Spyridium nitidum
N.A.Wakef. Shining SpyridiumErect, spindly shrub to c. 2 m high; branchlets silky-pubescent. Stem leaves shortly petiolate, narrowly elliptic to narrowly obovate, 4–10 mm long, 2–3.5 mm wide, acute, often slightly recurved, virtually flat, surfaces densely covered by short silky hairs; floral leaves similar but usually broader (to 6 mm) and shortly white-woolly above; stipules brown, 1.5–3 mm long, more or less glabrous, free, but closely overlapped near base, viscid when young.

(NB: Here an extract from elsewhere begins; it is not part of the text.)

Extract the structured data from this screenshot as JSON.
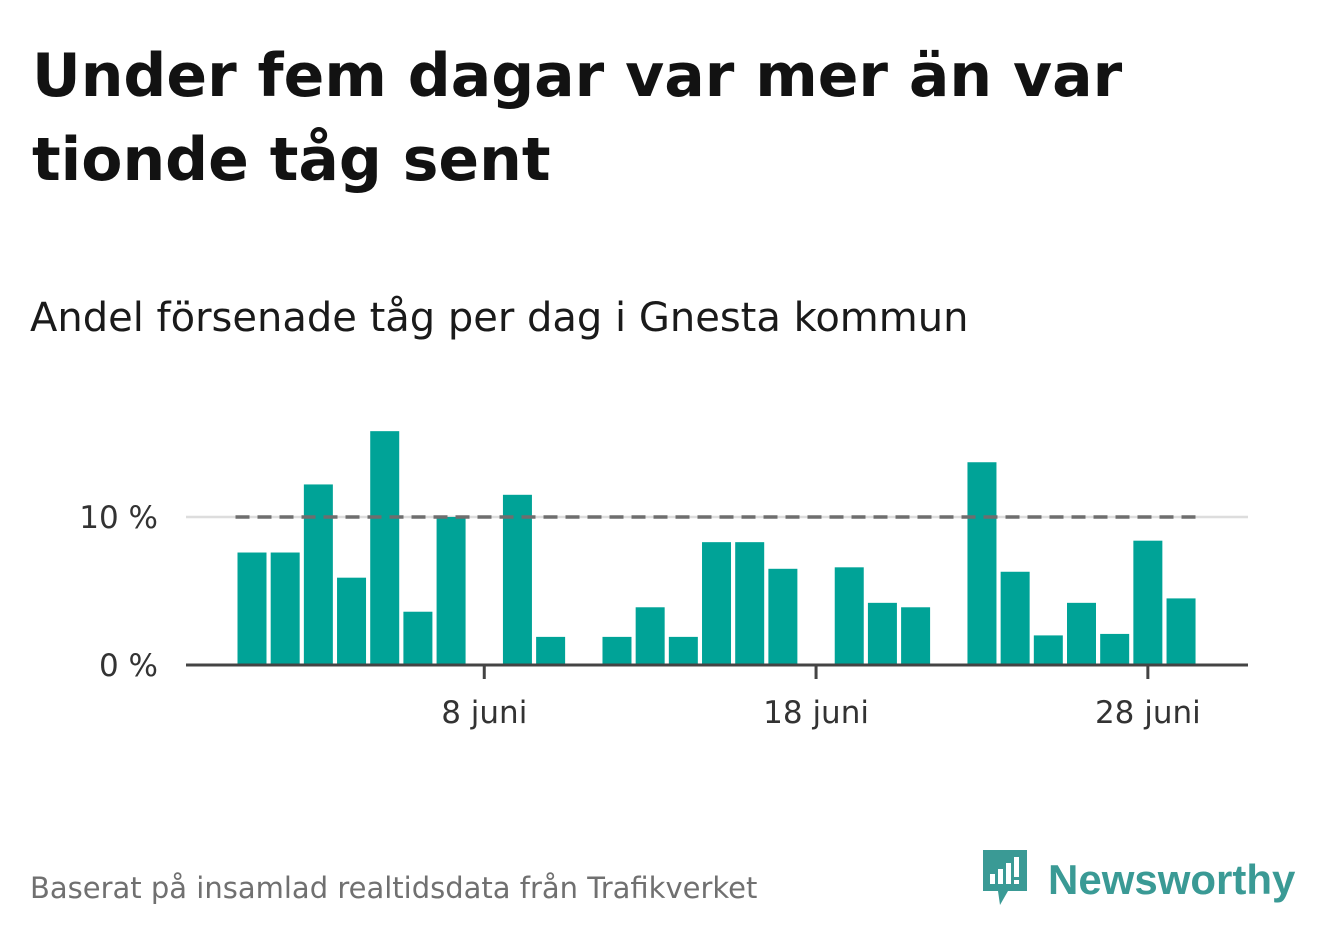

Flowers in terminal, sessile or shortly pedunculate heads, each c. 0.5 cm diam. and subtended by a floral leaf and several broad, pale to brown viscid bracts (these enlarging in fruit), the heads arranged in approximate umbels with the central one sessile; perianth 1.5–2 mm long, white, externally white-woolly; sepals c. 0.8 mm long; free part of hypanthium c. 0.2 mm long; style c. 0.2 mm long, entire. Fruit c. 2 mm long. Flowers Aug.–Oct.
LoM, Wim. Also SA. Extremely rare in Victoria, known by very few collections from mallee developed on heavier soils at the southern fringe of the Big Desert near the South Australian border.
Willis (1973) asserted that the Victorian plants were better placed within the very similar, South Australian species, S. spathulatum, but that species differs in having stem leaves that are more or less glabrous above and have a prominently thickened margin.
Walsh, N.G. (1999). Spyridium. In: Walsh, N.G.; Entwisle, T.J., Flora of Victoria Vol. 4, Cornaceae to Asteraceae, pp. 115–120. Inkata Press, Melbourne.